A couple posts ago we wrote about the frequency with which teen drivers use their cellphones while behind the wheel. Although more than half admitted to texting while driving, the majority also recognized distracted driving as a danger while driving. According to a different survey, peer pressure may, in part, be responsible for the growing recognition of car accident risk.
A new survey conducted by Consumer Reports may demonstrate that the presence of teen passengers may discourage teen drivers from picking up their cellphones while driving. Parents are already well in tune with the dangers of peer pressure for a teen driver, but that same peer pressure may reduce one form of teen driving safety risk.
According to the survey, about half of teen drivers say when there are friends in the car that they are less likely to text or talk on a cellphone, and almost half of the surveyed teens said they had asked a friend to put down his or her cellphone while driving for safety reasons. Therefore it seems that using a cellphone while driving is holding less and less appeal among teenagers.

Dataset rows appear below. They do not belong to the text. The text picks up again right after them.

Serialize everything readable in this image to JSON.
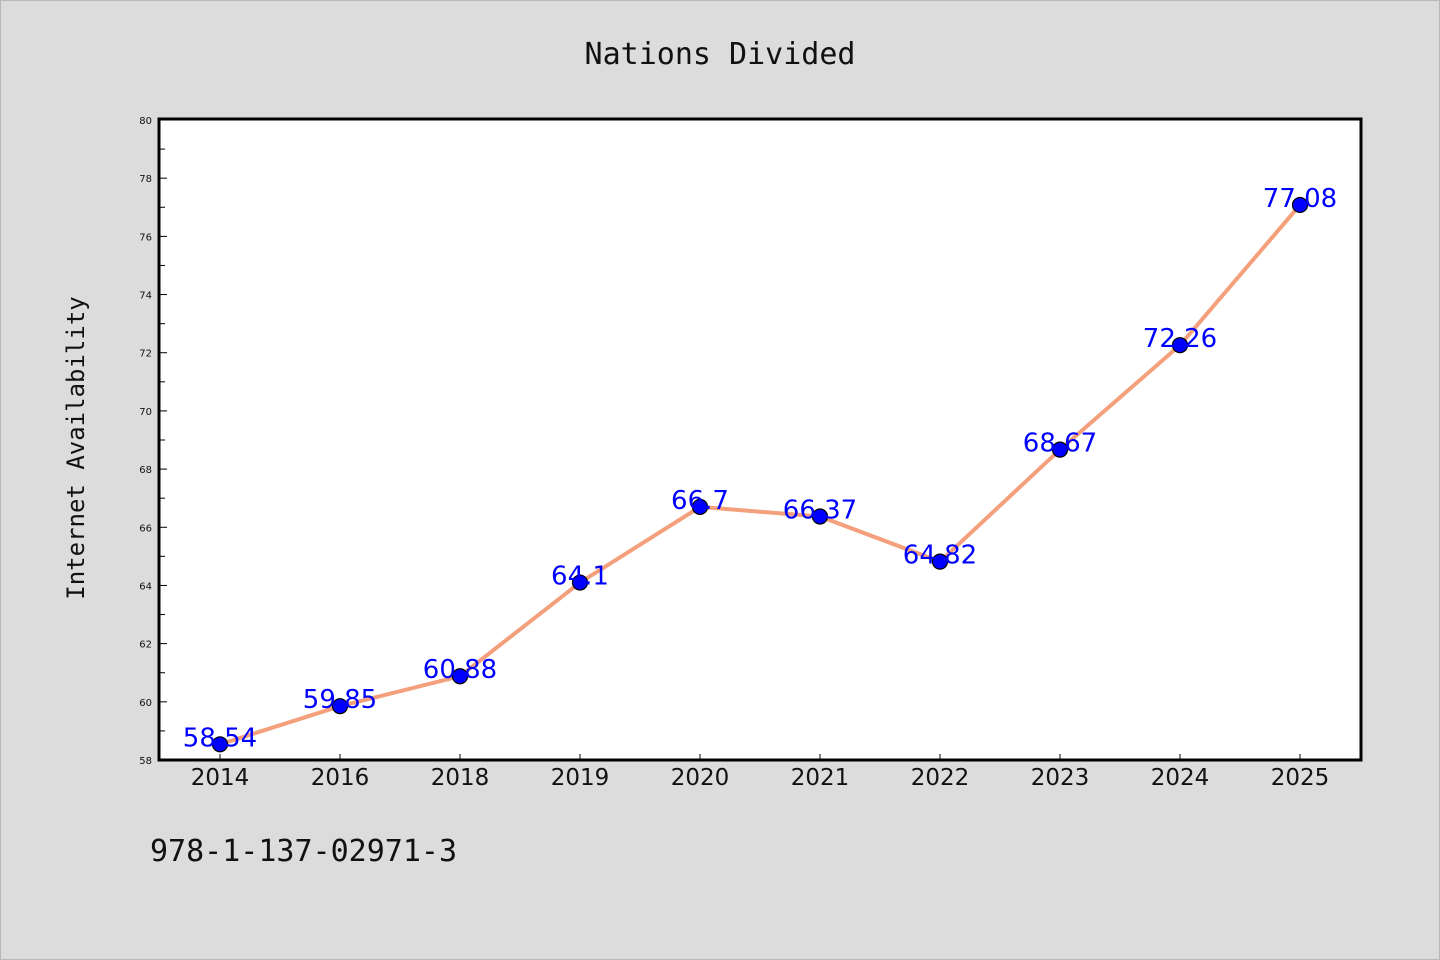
{
  "chart_data": {
    "type": "line",
    "title": "Nations Divided",
    "xlabel": "",
    "ylabel": "Internet Availability",
    "categories": [
      "2014",
      "2016",
      "2018",
      "2019",
      "2020",
      "2021",
      "2022",
      "2023",
      "2024",
      "2025"
    ],
    "series": [
      {
        "values": [
          58.54,
          59.85,
          60.88,
          64.1,
          66.7,
          66.37,
          64.82,
          68.67,
          72.26,
          77.08
        ],
        "line_color": "#f4a07c",
        "marker_color": "#0000ff"
      }
    ],
    "data_labels": [
      "58.54",
      "59.85",
      "60.88",
      "64.1",
      "66.7",
      "66.37",
      "64.82",
      "68.67",
      "72.26",
      "77.08"
    ],
    "ylim": [
      58,
      80
    ],
    "yticks": [
      58,
      60,
      62,
      64,
      66,
      68,
      70,
      72,
      74,
      76,
      78,
      80
    ],
    "grid": false,
    "legend": "none"
  },
  "footer": {
    "isbn": "978-1-137-02971-3"
  },
  "colors": {
    "background": "#dcdcdc",
    "plot_background": "#ffffff",
    "label_color": "#0000ff"
  }
}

While cellphone use behind wheel may hold less appeal among teen drivers, the same Consumer Reports survey found that many parents do not practice what they preach. Nearly half of the surveyed, teen drivers said that their parents use a cellphone while driving. All handheld cellphone use is banned while driving in California, and teen drivers cannot be expected to follow the rules of the road, if parents do not set a good example.
Driving safety is especially important for teens because car accidents remain the number one cause of death for that age group.